Où en sont les Françaises par rapport à leurs concurrentes ?
En duo technique, Laura et Margaux n’avaient jamais battu la paire grecque. C’est une réelle progression ! Les nageuses helléniques sont douées, elles sont performantes techniquement et artistiquement et sont de très bonnes compétitrices, elles ne lâchent rien. La partie n’était donc pas jouée d’avance mais les tricolores étaient déterminées et fortes de chorégraphies de qualité elles se sont imposées. Les Mexicaines étaient aussi de sérieuses clientes et elles avaient d’ailleurs volé la vedette aux françaises à l’Open Make Up For Ever.

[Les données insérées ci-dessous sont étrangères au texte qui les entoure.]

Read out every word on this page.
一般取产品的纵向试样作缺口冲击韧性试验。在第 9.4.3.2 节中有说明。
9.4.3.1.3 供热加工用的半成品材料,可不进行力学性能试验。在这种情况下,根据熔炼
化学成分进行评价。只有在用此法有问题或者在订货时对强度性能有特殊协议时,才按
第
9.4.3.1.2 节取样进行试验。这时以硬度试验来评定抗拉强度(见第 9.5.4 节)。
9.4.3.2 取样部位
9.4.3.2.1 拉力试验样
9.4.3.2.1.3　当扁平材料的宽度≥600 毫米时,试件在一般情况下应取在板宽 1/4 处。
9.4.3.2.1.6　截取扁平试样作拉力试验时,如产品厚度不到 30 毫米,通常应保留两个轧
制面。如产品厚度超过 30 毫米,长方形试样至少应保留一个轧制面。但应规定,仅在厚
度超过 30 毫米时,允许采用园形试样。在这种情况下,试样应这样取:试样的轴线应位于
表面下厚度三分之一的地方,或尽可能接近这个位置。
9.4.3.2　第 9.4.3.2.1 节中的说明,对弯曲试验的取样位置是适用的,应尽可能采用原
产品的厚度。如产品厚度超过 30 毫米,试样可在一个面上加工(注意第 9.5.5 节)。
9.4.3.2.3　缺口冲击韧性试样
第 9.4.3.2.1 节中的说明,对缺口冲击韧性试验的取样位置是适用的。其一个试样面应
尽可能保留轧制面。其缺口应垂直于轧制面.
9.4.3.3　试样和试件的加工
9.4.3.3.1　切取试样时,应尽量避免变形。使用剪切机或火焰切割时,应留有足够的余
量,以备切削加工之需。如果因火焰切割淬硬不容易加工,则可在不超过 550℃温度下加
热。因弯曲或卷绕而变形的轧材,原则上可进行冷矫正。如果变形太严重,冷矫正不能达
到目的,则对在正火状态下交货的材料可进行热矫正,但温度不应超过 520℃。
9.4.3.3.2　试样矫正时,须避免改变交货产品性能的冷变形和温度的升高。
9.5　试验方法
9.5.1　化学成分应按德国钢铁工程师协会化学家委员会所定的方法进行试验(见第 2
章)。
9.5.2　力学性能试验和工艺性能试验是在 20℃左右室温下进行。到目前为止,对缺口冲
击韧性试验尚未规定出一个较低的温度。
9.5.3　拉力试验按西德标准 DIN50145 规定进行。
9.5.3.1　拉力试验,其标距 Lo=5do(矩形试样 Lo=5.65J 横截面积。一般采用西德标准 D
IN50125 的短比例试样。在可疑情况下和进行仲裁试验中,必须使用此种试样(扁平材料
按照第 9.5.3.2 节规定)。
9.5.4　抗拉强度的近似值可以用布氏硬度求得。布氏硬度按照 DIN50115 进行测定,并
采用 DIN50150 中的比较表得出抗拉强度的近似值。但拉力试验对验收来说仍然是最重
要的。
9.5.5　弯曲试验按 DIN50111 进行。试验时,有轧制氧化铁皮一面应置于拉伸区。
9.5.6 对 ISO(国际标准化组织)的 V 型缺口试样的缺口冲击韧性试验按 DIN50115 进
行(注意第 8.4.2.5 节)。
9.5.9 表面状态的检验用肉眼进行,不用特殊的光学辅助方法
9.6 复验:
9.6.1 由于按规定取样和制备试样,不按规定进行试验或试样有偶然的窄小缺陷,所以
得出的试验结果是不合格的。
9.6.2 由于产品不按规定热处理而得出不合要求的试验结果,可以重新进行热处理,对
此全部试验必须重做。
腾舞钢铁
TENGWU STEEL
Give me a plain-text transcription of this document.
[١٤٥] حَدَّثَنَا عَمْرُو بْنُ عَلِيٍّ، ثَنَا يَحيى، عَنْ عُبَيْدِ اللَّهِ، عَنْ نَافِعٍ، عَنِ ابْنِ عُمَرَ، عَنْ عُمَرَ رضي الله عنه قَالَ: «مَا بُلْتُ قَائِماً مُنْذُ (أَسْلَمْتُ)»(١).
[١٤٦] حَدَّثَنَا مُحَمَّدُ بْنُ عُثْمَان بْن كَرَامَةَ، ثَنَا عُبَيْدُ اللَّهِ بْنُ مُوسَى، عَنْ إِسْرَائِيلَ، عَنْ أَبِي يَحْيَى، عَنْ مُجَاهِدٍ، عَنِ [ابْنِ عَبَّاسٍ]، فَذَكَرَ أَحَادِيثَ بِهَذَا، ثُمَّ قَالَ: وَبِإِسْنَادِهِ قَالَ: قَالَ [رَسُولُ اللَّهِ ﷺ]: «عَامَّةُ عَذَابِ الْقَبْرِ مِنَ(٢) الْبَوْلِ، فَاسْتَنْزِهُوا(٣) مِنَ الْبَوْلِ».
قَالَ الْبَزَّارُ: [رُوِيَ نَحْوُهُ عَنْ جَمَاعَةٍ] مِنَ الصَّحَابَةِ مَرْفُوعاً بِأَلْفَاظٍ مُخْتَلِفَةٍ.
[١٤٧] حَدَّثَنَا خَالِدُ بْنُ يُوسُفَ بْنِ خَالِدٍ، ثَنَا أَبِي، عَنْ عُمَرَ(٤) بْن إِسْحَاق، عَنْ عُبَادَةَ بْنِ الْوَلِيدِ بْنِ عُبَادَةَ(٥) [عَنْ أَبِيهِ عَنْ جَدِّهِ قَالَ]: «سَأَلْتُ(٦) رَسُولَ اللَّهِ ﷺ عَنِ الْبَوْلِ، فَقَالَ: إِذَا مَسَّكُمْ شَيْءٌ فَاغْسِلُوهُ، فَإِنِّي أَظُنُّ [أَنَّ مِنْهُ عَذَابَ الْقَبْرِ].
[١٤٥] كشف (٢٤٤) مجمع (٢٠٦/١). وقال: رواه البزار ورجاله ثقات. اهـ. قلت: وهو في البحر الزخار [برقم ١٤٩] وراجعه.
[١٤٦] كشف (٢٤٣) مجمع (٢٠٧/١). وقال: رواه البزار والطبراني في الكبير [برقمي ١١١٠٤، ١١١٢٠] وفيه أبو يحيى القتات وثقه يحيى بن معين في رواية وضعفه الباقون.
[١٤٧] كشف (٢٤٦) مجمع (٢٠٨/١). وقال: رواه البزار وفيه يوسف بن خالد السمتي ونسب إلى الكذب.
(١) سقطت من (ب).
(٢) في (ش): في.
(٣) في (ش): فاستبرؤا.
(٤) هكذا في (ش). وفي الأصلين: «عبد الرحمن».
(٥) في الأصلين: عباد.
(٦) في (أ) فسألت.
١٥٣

Laura et Margaux avaient à cœur de laver l’affront et, là aussi, pas de quartier, les tricolores les ont devancées sur les deux épreuves, technique et libre.
T’attendais-tu à voir le duo se hisser sur la troisième marche du podium ?
Je l’espérais vraiment, je savais qu’elles en avaient les capacités. Margaux et Laura sont des nageuses plutôt régulières dans leurs performances. Elles construisent, peaufinent durant les entraînements de pré-compétition sur site en musique avec leur coach Julie Fabre et ensuite libèrent leur énergie durant l’épreuve. Ce fut un vrai plaisir de les voir monter sur le podium, nous avions toutes les frissons lorsque le drapeau bleu blanc rouge a été hissé.
Quels seront leurs objectifs aux Jeux Olympiques de Rio ?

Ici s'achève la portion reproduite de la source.